Zum Beispiel der Marburger Bund. Dessen ehemaliger Vorsitzender und Welt-Ärzte-Führer Frank Ulrich Montgomery war einer der glühendsten Vertreter der Regierungspolitik. Dabei pöbelte er verbal gerne mal wie ein Frankfurter Türsteher oder ukrainischer Botschafter. Nun schickt der Ärztebund die gemäßigte Vorsitzende Susanne Johna vor, die in der Tagesschau erklärt: „Überall dort, wo die Inzidenzen jetzt durch die Decke gehen, müssen die Länder mit einer FFP2-Maskenpflicht im ÖPNV und in öffentlich zugänglichen Innenräumen reagieren.“ Dazu zitiert die Tagesschau noch einen Epidemiologen aus der sozialdemokratischen Hochburg Bremen. Hajo Zeeb sagt. „Die Empfehlung oder die Pflicht zum Tragen von Masken werden wir in wenigen Wochen wieder brauchen.“
Eine Gegenstimme kommt in dem Beitrag der Tagesschau nicht vor. Die Tagesschau ist gegen „false balance“. Das heißt auf Deutsch Ausgewogenheit. Aber das ARD-Flaggschiff bevorzugt den englischen Begriff. Wir sind gegen Ausgewogenheit, klingt auch blöd. Lauterbach kommt ebenfalls zu Wort. Er gehört für die Tagesschau zur richtigen Balance. Er fordert die Länder auf, sie sollen die Maskenpflicht jetzt umsetzen, die er ihnen zusammen mit Justizminister Marco Buschmann (FDP) ermöglicht hat. Der hatte gesagt, es gebe Vorhängeschlösser, die solche Maßnahmen noch verhindern könnten.
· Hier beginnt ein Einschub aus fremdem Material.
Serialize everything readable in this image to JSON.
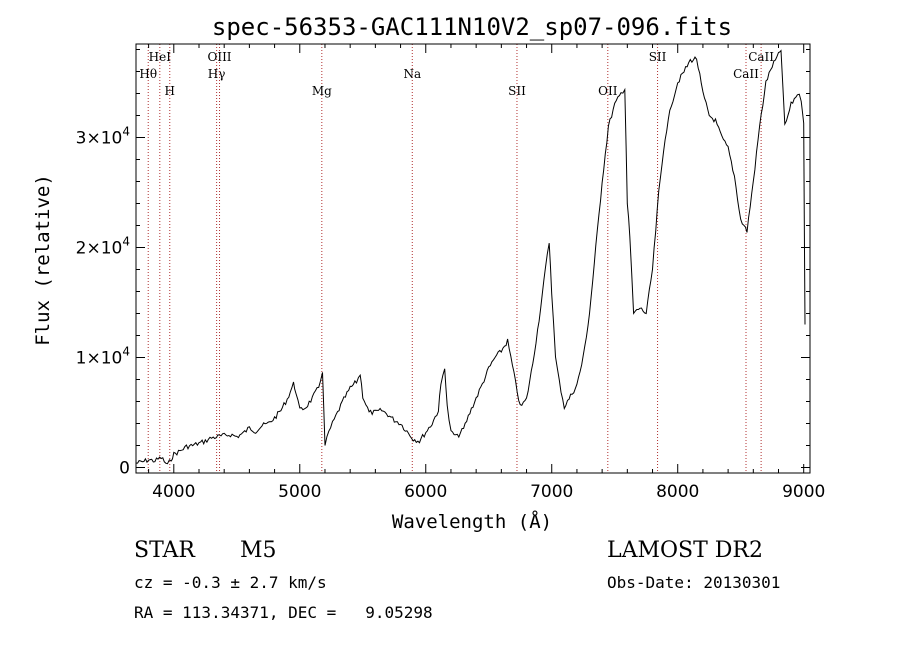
{
  "chart_data": {
    "type": "line",
    "title": "spec-56353-GAC111N10V2_sp07-096.fits",
    "xlabel": "Wavelength (Å)",
    "ylabel": "Flux (relative)",
    "xlim": [
      3700,
      9050
    ],
    "ylim": [
      -500,
      38500
    ],
    "x_ticks": [
      4000,
      5000,
      6000,
      7000,
      8000,
      9000
    ],
    "y_ticks": [
      {
        "value": 0,
        "mantissa": "0",
        "exponent": ""
      },
      {
        "value": 10000,
        "mantissa": "1×10",
        "exponent": "4"
      },
      {
        "value": 20000,
        "mantissa": "2×10",
        "exponent": "4"
      },
      {
        "value": 30000,
        "mantissa": "3×10",
        "exponent": "4"
      }
    ],
    "grid": false,
    "series": [
      {
        "color": "#000000",
        "points": [
          [
            3700,
            400
          ],
          [
            3750,
            500
          ],
          [
            3800,
            700
          ],
          [
            3850,
            600
          ],
          [
            3900,
            900
          ],
          [
            3950,
            200
          ],
          [
            3980,
            800
          ],
          [
            4000,
            1200
          ],
          [
            4050,
            1500
          ],
          [
            4100,
            1900
          ],
          [
            4150,
            2000
          ],
          [
            4200,
            2200
          ],
          [
            4250,
            2400
          ],
          [
            4300,
            2700
          ],
          [
            4350,
            2800
          ],
          [
            4400,
            2900
          ],
          [
            4450,
            3000
          ],
          [
            4500,
            2800
          ],
          [
            4550,
            3100
          ],
          [
            4600,
            3600
          ],
          [
            4650,
            3300
          ],
          [
            4700,
            3800
          ],
          [
            4750,
            4000
          ],
          [
            4800,
            4500
          ],
          [
            4850,
            5200
          ],
          [
            4900,
            6200
          ],
          [
            4950,
            7600
          ],
          [
            4970,
            6900
          ],
          [
            5000,
            5200
          ],
          [
            5050,
            5500
          ],
          [
            5100,
            6300
          ],
          [
            5150,
            7300
          ],
          [
            5180,
            8800
          ],
          [
            5200,
            2000
          ],
          [
            5230,
            3200
          ],
          [
            5260,
            4000
          ],
          [
            5300,
            5000
          ],
          [
            5350,
            6200
          ],
          [
            5400,
            7200
          ],
          [
            5450,
            7800
          ],
          [
            5480,
            8500
          ],
          [
            5500,
            6500
          ],
          [
            5550,
            5000
          ],
          [
            5600,
            5000
          ],
          [
            5650,
            5200
          ],
          [
            5700,
            4800
          ],
          [
            5750,
            4300
          ],
          [
            5800,
            4000
          ],
          [
            5850,
            3300
          ],
          [
            5900,
            2600
          ],
          [
            5950,
            2400
          ],
          [
            6000,
            3200
          ],
          [
            6050,
            4000
          ],
          [
            6100,
            5200
          ],
          [
            6120,
            7500
          ],
          [
            6150,
            9200
          ],
          [
            6170,
            5500
          ],
          [
            6200,
            3200
          ],
          [
            6250,
            2800
          ],
          [
            6300,
            3500
          ],
          [
            6350,
            5000
          ],
          [
            6400,
            6300
          ],
          [
            6450,
            7600
          ],
          [
            6500,
            9000
          ],
          [
            6550,
            10000
          ],
          [
            6600,
            10600
          ],
          [
            6650,
            11500
          ],
          [
            6700,
            8500
          ],
          [
            6750,
            5500
          ],
          [
            6800,
            6200
          ],
          [
            6850,
            9500
          ],
          [
            6900,
            13500
          ],
          [
            6950,
            18000
          ],
          [
            6980,
            20500
          ],
          [
            7000,
            16000
          ],
          [
            7030,
            10000
          ],
          [
            7060,
            7800
          ],
          [
            7100,
            5500
          ],
          [
            7150,
            6500
          ],
          [
            7200,
            7500
          ],
          [
            7250,
            10000
          ],
          [
            7300,
            14000
          ],
          [
            7350,
            20000
          ],
          [
            7400,
            26000
          ],
          [
            7450,
            31000
          ],
          [
            7500,
            33000
          ],
          [
            7550,
            34000
          ],
          [
            7580,
            34500
          ],
          [
            7600,
            24000
          ],
          [
            7620,
            21000
          ],
          [
            7650,
            14000
          ],
          [
            7700,
            14500
          ],
          [
            7750,
            14000
          ],
          [
            7800,
            18000
          ],
          [
            7850,
            25000
          ],
          [
            7900,
            30000
          ],
          [
            7950,
            33000
          ],
          [
            8000,
            35000
          ],
          [
            8050,
            36000
          ],
          [
            8100,
            37000
          ],
          [
            8150,
            37200
          ],
          [
            8200,
            34000
          ],
          [
            8250,
            32000
          ],
          [
            8300,
            31500
          ],
          [
            8350,
            30000
          ],
          [
            8400,
            29000
          ],
          [
            8450,
            26500
          ],
          [
            8500,
            22500
          ],
          [
            8550,
            21500
          ],
          [
            8600,
            26000
          ],
          [
            8650,
            31000
          ],
          [
            8700,
            35000
          ],
          [
            8750,
            36500
          ],
          [
            8800,
            37500
          ],
          [
            8820,
            38000
          ],
          [
            8850,
            31000
          ],
          [
            8900,
            33000
          ],
          [
            8950,
            34000
          ],
          [
            8980,
            33500
          ],
          [
            9000,
            31500
          ],
          [
            9010,
            13000
          ]
        ]
      }
    ],
    "lines": [
      {
        "x": 3797,
        "label": "Hθ",
        "row": 2
      },
      {
        "x": 3889,
        "label": "HeI",
        "row": 1
      },
      {
        "x": 3968,
        "label": "H",
        "row": 3
      },
      {
        "x": 4340,
        "label": "Hγ",
        "row": 2
      },
      {
        "x": 4363,
        "label": "OIII",
        "row": 1
      },
      {
        "x": 5175,
        "label": "Mg",
        "row": 3
      },
      {
        "x": 5893,
        "label": "Na",
        "row": 2
      },
      {
        "x": 6724,
        "label": "SII",
        "row": 3
      },
      {
        "x": 7445,
        "label": "OII",
        "row": 3
      },
      {
        "x": 7840,
        "label": "SII",
        "row": 1
      },
      {
        "x": 8542,
        "label": "CaII",
        "row": 2
      },
      {
        "x": 8662,
        "label": "CaII",
        "row": 1
      }
    ]
  },
  "info": {
    "class_label": "STAR",
    "subclass": "M5",
    "survey": "LAMOST DR2",
    "cz_text": "cz = -0.3 ± 2.7 km/s",
    "obs_date_text": "Obs-Date: 20130301",
    "radec_text": "RA = 113.34371, DEC =   9.05298"
  }
}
Seit Lauterbach die Schlösser knackt, schweigt Buschmann beharrlich.
Die Länder tun wie befohlen. Zumindest die sozialdemokratischen. Berlin hat angekündigt, die Maskenpflicht in öffentlichen Räumen wieder einführen zu wollen. Zum Beispiel in Geschäften. Freiwillig tragen kann die Maske dort jetzt schon jeder. Doch ein Einkaufsbummel durch die Hauptstadt – an einem munteren Samstagmorgen – zeigt: Die Berliner ziehen nicht mit. Kommt die Pflicht, wird sich die Mehrheit dem wohl beugen. Freiwillig trägt höchstens einer von fünf die Maske. In S- und U-Bahn ist die Maske vorgeschrieben. Und selbst dort weigern sich nach eigener Beobachtung zwischen zehn und 20 Prozent der Fahrgäste, sie aufzuziehen.
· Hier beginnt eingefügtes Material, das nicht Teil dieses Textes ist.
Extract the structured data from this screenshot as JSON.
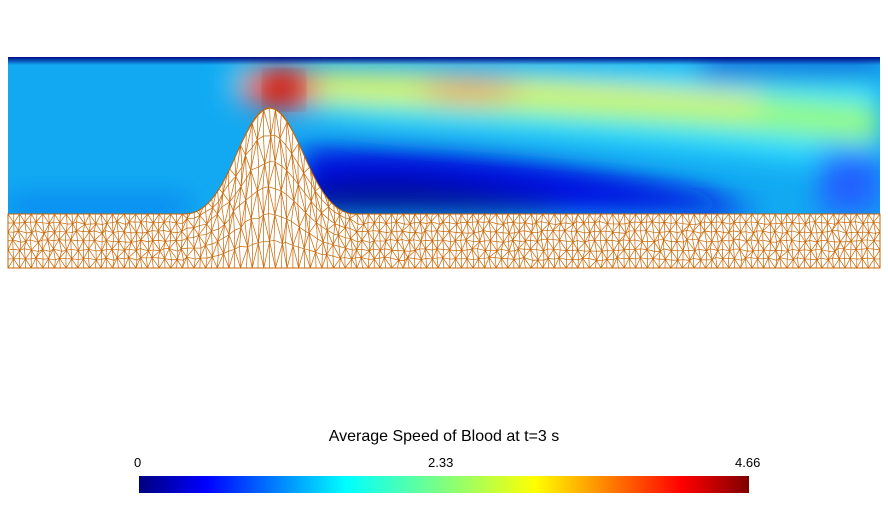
{
  "legend": {
    "title": "Average Speed of Blood at t=3 s",
    "ticks": [
      "0",
      "2.33",
      "4.66"
    ],
    "colormap": "jet"
  },
  "colors": {
    "mesh_edge": "#c86400",
    "mesh_fill": "#ffffff",
    "jet": [
      "#00007f",
      "#0000ff",
      "#007fff",
      "#00ffff",
      "#7fff7f",
      "#ffff00",
      "#ff7f00",
      "#ff0000",
      "#7f0000"
    ]
  }
}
Auch impfmüde sind die Deutschen geworden. Nicht mal jeder Dritte aus der Risikogruppe der Über-60-Jährigen hat sich laut Radio Berlin die vierte Impfung innerhalb von weniger als zwei Jahren geben lassen. Auch nicht, obwohl die vierte Impfung als „zweite Auffrischimpfung“ kleingerechnet wird. Lauterbach hat für die Ärzte mehr Impfdosen gekauft, als die spritzen können. Die warten auf das Zusatzgeschäft. Doch der Bundesvorsitzende des Deutschen Hausärzteverbands, Markus Beier, stellt resigniert gegenüber dem RND fest: „Spätestens jetzt sollte die Impfquote in die Höhe schießen – tut sie aber leider nicht.“
Allerdings sollte sich Lauterbach in der PR nicht übernehmen, sich für nur eine Botschaft pro Pressekonferenz entscheiden. Gleichzeitig fürs Impfen zu werben und dann die mehrfach geimpfte Stokowski als Beispiel für irdisches Elend zu präsentieren – da fressen sich die Botschaften gegenseitig auf. Egal wie oft und schnell Lauterbach Studien nuschelt. Jeder Glaube stößt halt irgendwann an seine Grenzen.
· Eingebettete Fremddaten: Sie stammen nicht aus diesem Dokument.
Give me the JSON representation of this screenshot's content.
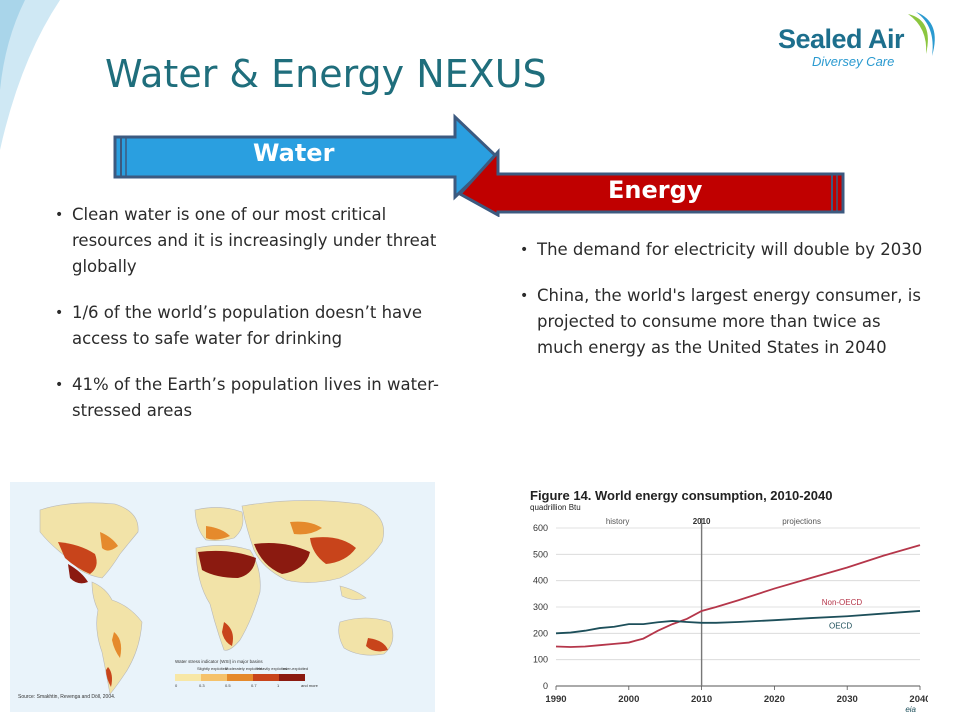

Zumal Zahlen Lauterbach mitunter in Frage stellen. 32 Millionen Euro koste die Kampagne, hat der Minister in der Pressekonferenz gesagt. Eine Anfrage der AfD hat ergeben, dass sein Haus tatsächlich knapp 80 Millionen Euro für diese Kampagne vorgesehen hat. Über das Wochenende gab es keine Gelegenheit, diesen Widerspruch aufzuklären. TE reicht die Frage ans Ministerium ein. Vielleicht lautet die Antwort irgendwas mit Studien – sehr schnell weggenuschelt.